Because I work mostly with fabric, the idea that was buzzing around in my head was making something of fabric that used old photographs. I had yearbooks over 50 years old, but remember, this was in the days before you could just pick up a magazine and read a how-to about transferring images to fabric or go online and find a video tutorial. I had to hunt for information about how to get images on fabric, and then I had to find t-shirt transfer sheets and learn how to use those and then figure how to get rid of the shiny plastic surface. I started making little people, and I wanted arms and legs that would move. I hit upon the idea of using milagros, the tiny metal offerings used in Mexico to ask for protection or blessings, and Los Milgritos (The Little Miracles) were born. I discovered that I could buy the milgritos in the gift shop of the local “Mexican Catholic Church” (that’s exactly how it was listed in the phone book) and I went there to check. I definitely didn’t want to use these for anything that might be offensive, so I talked to the people there and told them what I was doing, and they thought about it and said that as long as I was using them in a respectful way, not with ill will or bad intentions, it was OK.

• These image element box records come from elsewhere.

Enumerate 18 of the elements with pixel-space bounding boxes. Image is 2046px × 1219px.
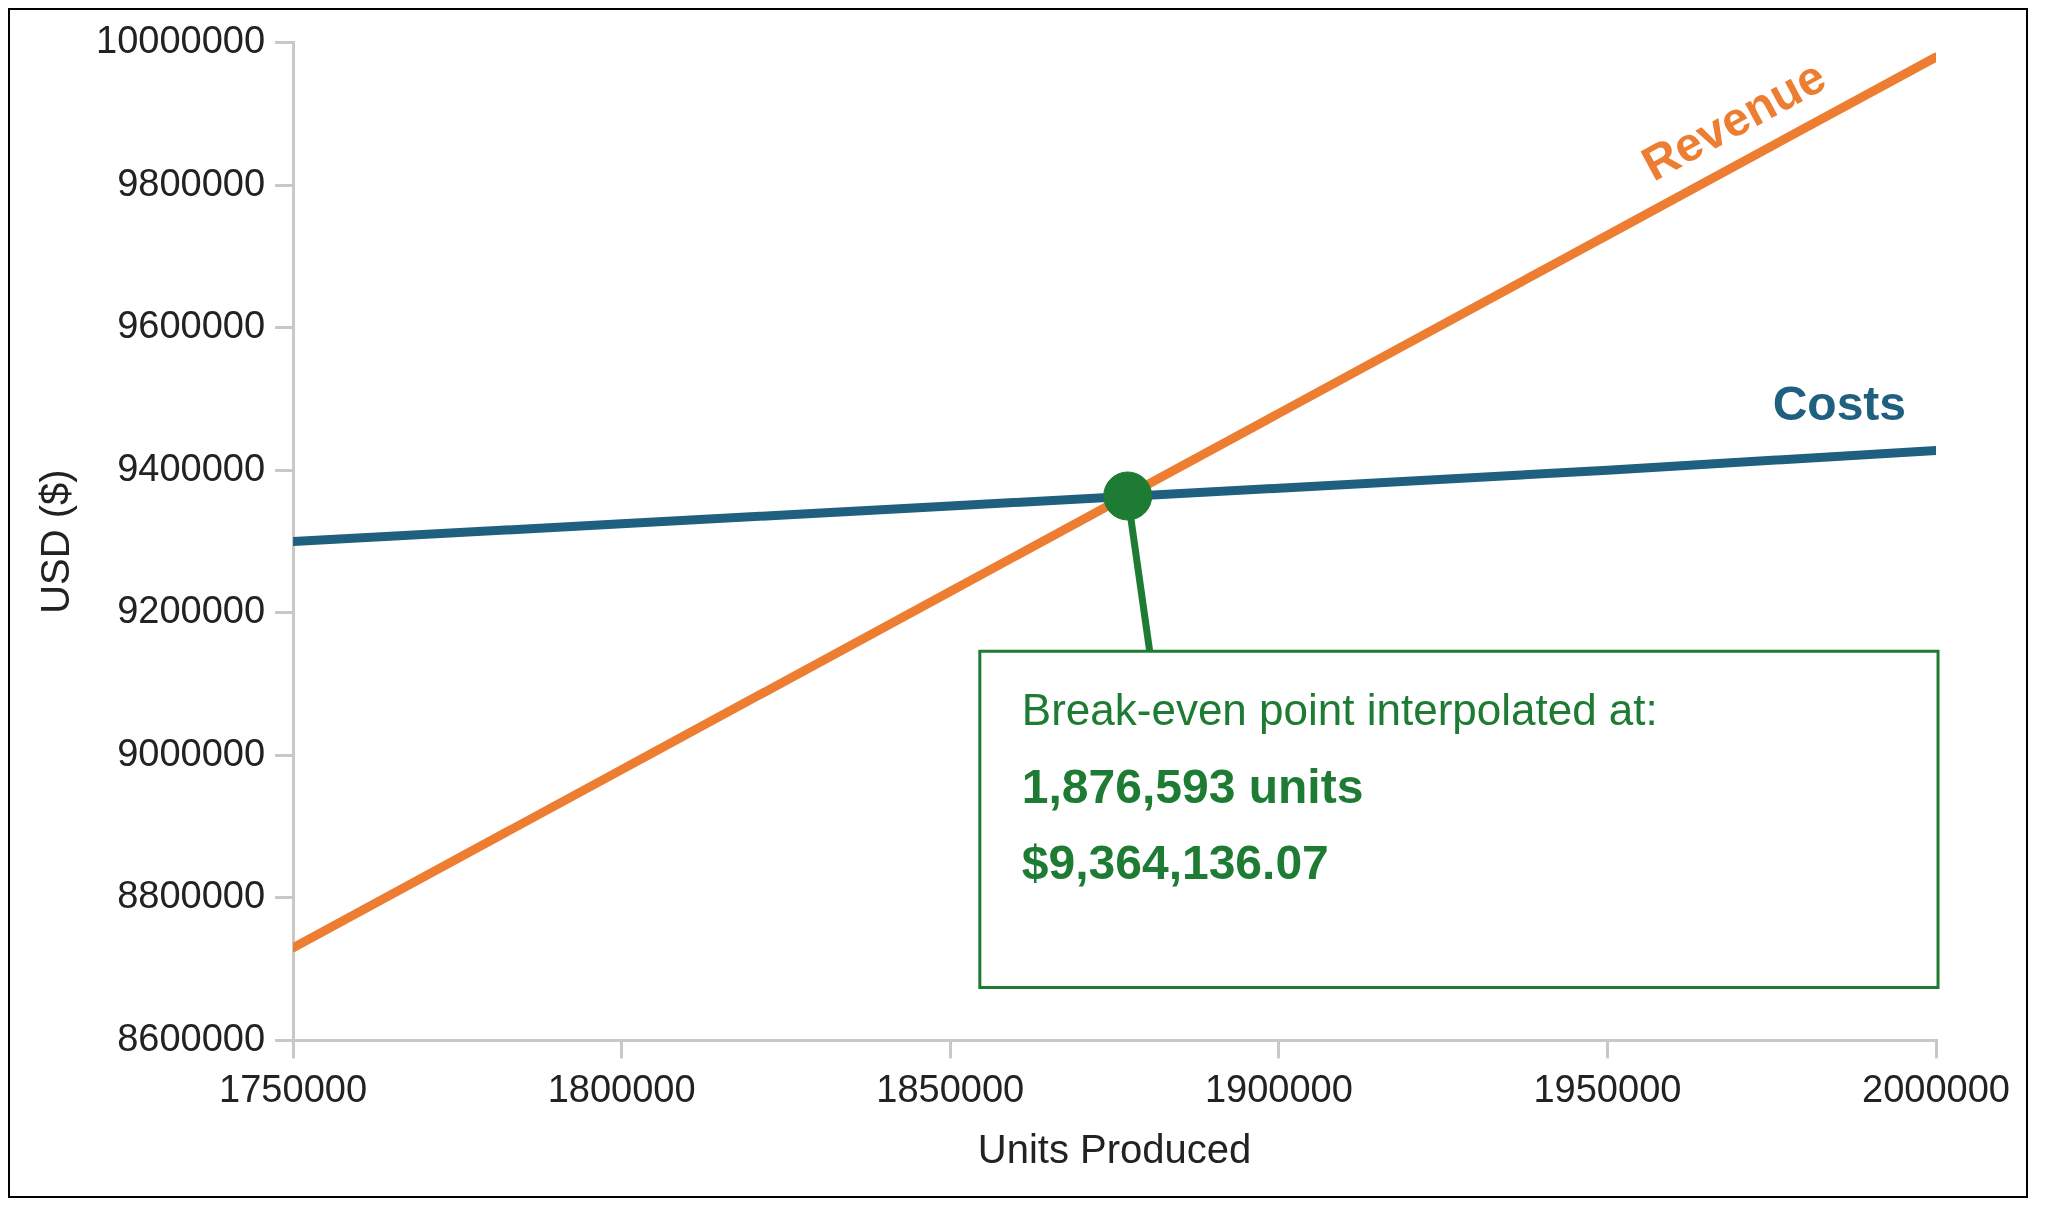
x-axis-title: Units Produced [977, 1127, 1252, 1172]
y-tick-label: 9600000 [117, 304, 266, 347]
x-tick-label: 1800000 [547, 1067, 696, 1110]
series-label: Costs [1772, 376, 1907, 430]
x-tick-label: 1900000 [1204, 1067, 1353, 1110]
y-tick-label: 10000000 [95, 19, 266, 62]
y-tick-label: 9200000 [117, 589, 266, 632]
x-tick-label: 1950000 [1533, 1067, 1682, 1110]
y-tick-label: 8600000 [117, 1016, 266, 1059]
y-axis-title: USD ($) [33, 469, 78, 614]
x-tick-label: 1750000 [219, 1067, 368, 1110]
y-tick-label: 9400000 [117, 446, 266, 489]
annotation: Break-even point interpolated at: 1,876,593 units $9,364,136.07 [1021, 685, 1658, 889]
x-tick-label: 1850000 [876, 1067, 1025, 1110]
x-tick-label: 2000000 [1862, 1067, 2010, 1110]
y-tick-label: 8800000 [117, 874, 266, 917]
y-tick-label: 9000000 [117, 731, 266, 774]
y-tick-label: 9800000 [117, 161, 266, 204]
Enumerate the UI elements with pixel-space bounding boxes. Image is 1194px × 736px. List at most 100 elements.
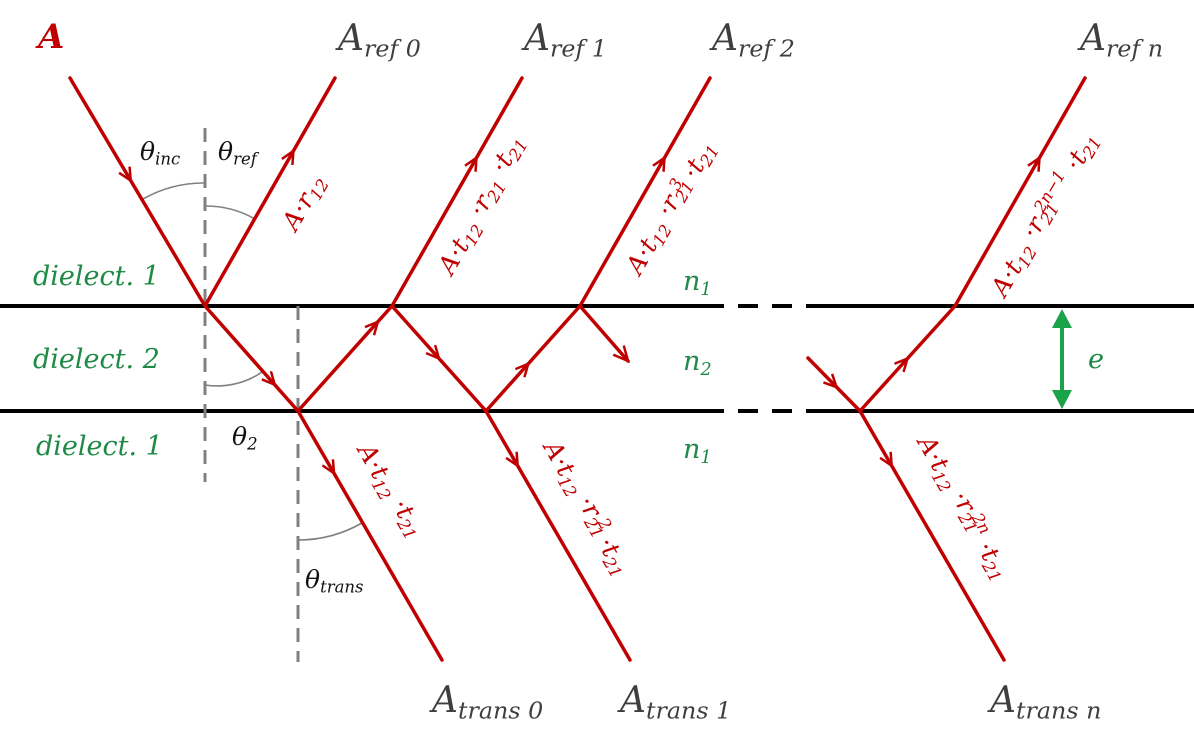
incidence-angle-arc [142, 182, 206, 200]
arrowhead-icon [823, 373, 839, 390]
arrowhead-icon [321, 459, 336, 476]
medium-label-middle: dielect. 2 [33, 344, 160, 375]
reflected-amplitude-2: Aref 2 [709, 18, 795, 63]
transmitted-amplitude-n: Atrans n [987, 680, 1101, 725]
label-text: A [987, 680, 1016, 721]
medium-label-top: dielect. 1 [33, 261, 160, 292]
label-text: ·t [967, 529, 1006, 567]
ray-label-reflected-0: A·r12 [275, 169, 333, 238]
label-text: θ [305, 565, 320, 594]
label-text: A [429, 680, 458, 721]
label-text: dielect. 1 [33, 261, 160, 292]
thickness-arrow-head-down [1052, 390, 1072, 409]
label-text: dielect. 2 [33, 344, 160, 375]
interfaces [0, 304, 1194, 413]
incident-ray [68, 76, 207, 308]
transmitted-ray-n [858, 409, 1006, 662]
subscript: 1 [700, 279, 711, 300]
medium-label-bottom: dielect. 1 [36, 431, 163, 462]
ray-label-reflected-2: A·t12 ·r213 ·t21 [617, 134, 723, 283]
label-text: dielect. 1 [36, 431, 163, 462]
label-text: θ [140, 137, 155, 166]
reflected-ray-n [953, 76, 1087, 308]
subscript: trans [320, 578, 363, 597]
reflection-angle-arc [204, 205, 256, 220]
index-n2: n2 [683, 346, 712, 380]
thickness-arrow [1052, 309, 1072, 409]
subscript: ref 2 [738, 35, 795, 63]
arrowhead-icon [1027, 155, 1041, 172]
arrowhead-icon [425, 344, 441, 361]
normals [203, 128, 300, 662]
label-text: A·t [537, 434, 582, 482]
label-text: e [1088, 344, 1104, 375]
superscript: 2n−1 [1029, 167, 1069, 217]
label-text: θ [232, 422, 247, 451]
reflected-ray-0 [203, 76, 337, 308]
subscript: ref 1 [550, 35, 607, 63]
transmission-angle-arc [297, 522, 363, 541]
label-text: n [683, 346, 700, 377]
refracted-ray-1 [203, 304, 300, 413]
reflected-amplitude-n: Aref n [1077, 18, 1163, 63]
index-n1-top: n1 [683, 266, 712, 300]
label-text: n [683, 434, 700, 465]
label-text: A [35, 17, 64, 57]
reflected-ray-2 [578, 76, 712, 308]
subscript: 2 [246, 435, 258, 454]
transmitted-amplitude-0: Atrans 0 [429, 680, 543, 725]
reflected-ray-1 [390, 76, 524, 308]
reflected-amplitude-0: Aref 0 [335, 18, 421, 63]
label-text: A·t [351, 437, 396, 485]
angle-arcs [142, 182, 363, 541]
label-text: A [709, 18, 738, 59]
transmitted-ray-1 [484, 409, 632, 662]
arrowhead-icon [652, 155, 666, 172]
arrowhead-icon [879, 451, 894, 469]
internal-ray-down-n [806, 356, 862, 413]
subscript: 2 [699, 359, 711, 380]
internal-ray-down-2 [578, 304, 630, 363]
arrowhead-icon [505, 451, 520, 469]
arrowhead-icon [894, 356, 910, 373]
label-text: A·t [911, 429, 956, 477]
arrowhead-icon [514, 361, 531, 378]
ray-label-transmitted-n: A·t12 ·r212n ·t21 [908, 428, 1020, 586]
subscript: trans n [1016, 697, 1101, 725]
internal-ray-up-2 [484, 304, 582, 413]
thickness-label: e [1088, 344, 1104, 375]
reflection-angle-label: θref [218, 137, 260, 169]
ray-label-transmitted-0: A·t12 ·t21 [349, 436, 431, 545]
subscript: ref [233, 150, 260, 169]
arrowhead-icon [612, 345, 630, 364]
subscript: ref n [1106, 35, 1163, 63]
subscript: trans 0 [458, 697, 543, 725]
transmitted-amplitude-1: Atrans 1 [617, 680, 731, 725]
label-text: n [683, 266, 700, 297]
label-text: θ [218, 137, 233, 166]
subscript: ref 0 [364, 35, 421, 63]
arrowhead-icon [281, 148, 295, 166]
subscript: 1 [700, 447, 711, 468]
incident-amplitude-label: A [35, 17, 64, 57]
refraction-angle-label: θ2 [232, 422, 258, 454]
subscript: inc [155, 150, 180, 169]
rays [68, 76, 1087, 662]
reflected-amplitude-1: Aref 1 [521, 18, 607, 63]
arrowhead-icon [261, 370, 277, 387]
arrowhead-icon [464, 155, 478, 172]
label-text: A [335, 18, 364, 59]
label-text: A [617, 680, 646, 721]
subscript: trans 1 [646, 697, 731, 725]
transmission-angle-label: θtrans [305, 565, 364, 597]
thickness-arrow-head-up [1052, 309, 1072, 328]
incidence-angle-label: θinc [140, 137, 180, 169]
label-text: A [521, 18, 550, 59]
index-n1-bottom: n1 [683, 434, 712, 468]
transmitted-ray-0 [296, 409, 444, 662]
label-text: A [1077, 18, 1106, 59]
arrowhead-icon [364, 319, 380, 336]
refraction-angle-arc [204, 371, 263, 387]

The problems I had to solve in creating these were the fun part, of course: how to make the arms and legs secure but still allow them to move freely, how to bead the pins as fully as possible without spending years on each one, how to attach the pin backs (hint: not with glue). Each one had a name and a back story. This is Melvin, who is in charge of Juice Things–anything that requires a battery or a cord or gasoline, that’s what Melvin takes care of. He hangs by the iMac, of course:

Clarence, who takes care of Big Stuff and protects against things like tornadoes and terrorists, bankruptcy and audits by the IRS, hangs on the inside of the front door:

I have pins I made of my husband and his daddy,

and one I made of my mother. I think all the rest are gone–they were in shops and galleries across Texas and in Taos, in Ft. Collins, CO; Albuquerque, and Seattle. For a while I offered them at shows, but as I began to use more faces from the yearbooks of historically black colleges, I found that people would buy the dolls with white faces but not the ones with black faces. So I quit making them altogether, because life is too short to get irritated at potential customers, you know? When that happens, it’s time to move on.

And then, that autumn, at my annual trip to the International Quilt Show in Houston, I walked down one of the aisles and found, hanging on a pegboard, milagro pin doll kits. The plastic bags contained everything you needed to make your own Milagro Pin Doll, down to the “flesh”-colored tacky plastic arm and legs, which were supposed to look like metal milagros, to the face transfer to iron onto the fabric body. I was shocked, sure, but I wasn’t nearly as upset as you might imagine. How come? Yes, I was pretty sure I’d been copied–Los Milgritos had been widely shown by then. But the reason it didn’t make me really angry was because I’d already moved on, which is as it should be. We’d just gotten back from our annual trip to New Orleans, and my mind had already moved on to something new and–it turns out–even more exciting to me. Of course! That’s the beauty of the creative spark.